Le Vif/L’Express : Après avoir vu L’Autre Dumas, certains diront encore :  » Poelvoorde est très bien dès qu’il est sobre.  » Vous n’en avez pas marre de ce genre de remarques ?

Benoît Poelvoorde : Hormis dans Astérix aux Jeux olympiques, j’ai franchement le sentiment d’avoir toujours été un acteur sobre. La sobriété, ce n’est pas le silence. La sobriété, c’est refuser les effets et ne jamais jouer à l’acteur. Je me souviens d’un texte de Richard Brautigan, que j’adore, décrivant la nuque d’un chauffeur de taxi. En regardant sa nuque, Brautigan comprend quand le bonhomme est énervé, fâché ou triste. La sobriété, à mes yeux, c’est exactement cela. Cette nuque ne parle pas et elle est beaucoup plus expressive que je ne pourrais l’être en déclamant un texte. En revanche, moi, Benoît, j’adore le rire et j’adore l’excès.

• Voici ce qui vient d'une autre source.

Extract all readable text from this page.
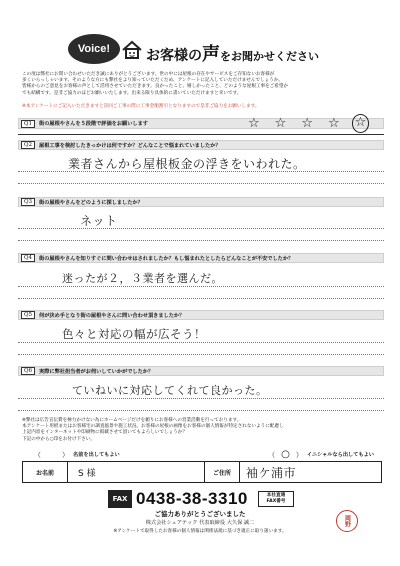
Voice!	お客様の 声 をお聞かせください
この度は弊社にお問い合わせいただき誠にありがとうございます。世の中には屋根の存在やサービスをご存知ないお客様が
多くいらっしゃいます。そのような方にも弊社をより知っていただくため、アンケートに記入していただけませんでしょうか。
皆様からのご意見をお客様の声として活用させていただきます。良かったこと、嬉しかったこと、どのような屋根工事をご希望か
でも結構です。是非ご協力のほどお願いいたします。出来る限り具体的に書いていただけますと幸いです。
※本アンケートにご記入いただきますと次回ご工事の際に工事金額割引となりますので是非ご協力をお願いします。
Q1	街の屋根やさんを５段階で評価をお願いします	☆ ☆ ☆ ☆ ☆
Q2	屋根工事を検討したきっかけは何ですか？どんなことで悩まれていましたか？
業者さんから屋根板金の浮きをいわれた。
Q3	街の屋根やさんをどのように探しましたか？
ネット
Q4	街の屋根やさんを知りすぐに問い合わせはされましたか？もし悩まれたとしたらどんなことが不安でしたか？
迷ったが２，３業者を選んだ。
Q5	何が決め手となり街の屋根やさんに問い合わせ頂きましたか？
色々と対応の幅が広そう！
Q6	実際に弊社担当者がお伺いしていかがでしたか？
ていねいに対応してくれて良かった。
※弊社は広告宣伝費を極力かけない為にホームページだけを頼りにお客様への営業活動を行っております。
本アンケート用紙またはお客様宅の調査風景や施工状況、お客様の屋根の画像をお客様の個人情報が特定されないように配慮し
上記内容をインターネットや印刷物に掲載させて頂いてもよろしいでしょうか？
下記の中から○印をお付け下さい。
（　　　） 名前を出してもよい	（ ○ ） イニシャルなら出してもよい
お名前	S 様	ご住所 袖ケ浦市
FAX 0438-38-3310	本社直通
FAX番号
ご協力ありがとうございました
株式会社シェアテック 代表取締役 大久保 誠二
※アンケートで取得したお客様の個人情報は関係法規に基づき適正に取り扱います。
岡野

La réflexion vient peut-être du fait que, en dehors des films, à la télé notamment, vous avez une façon très voyante, si l’on peut dire, d’apostropher les gens ou d’intervenir dans une discussion.

Oui, c’est vrai. J’ai même souvent été un bon client pour des émissions qui avaient besoin d’être secouées de l’intérieur. Après, j’ai eu ma période dépressive. Maintenant, je traverse un moment dont on dit qu’il est  » une recherche de sobriété « . Tout ça, c’est du pipeau. Je suis juste le même empruntant des chemins différents. En fait, c’est surtout la vitesse de la marche qui change.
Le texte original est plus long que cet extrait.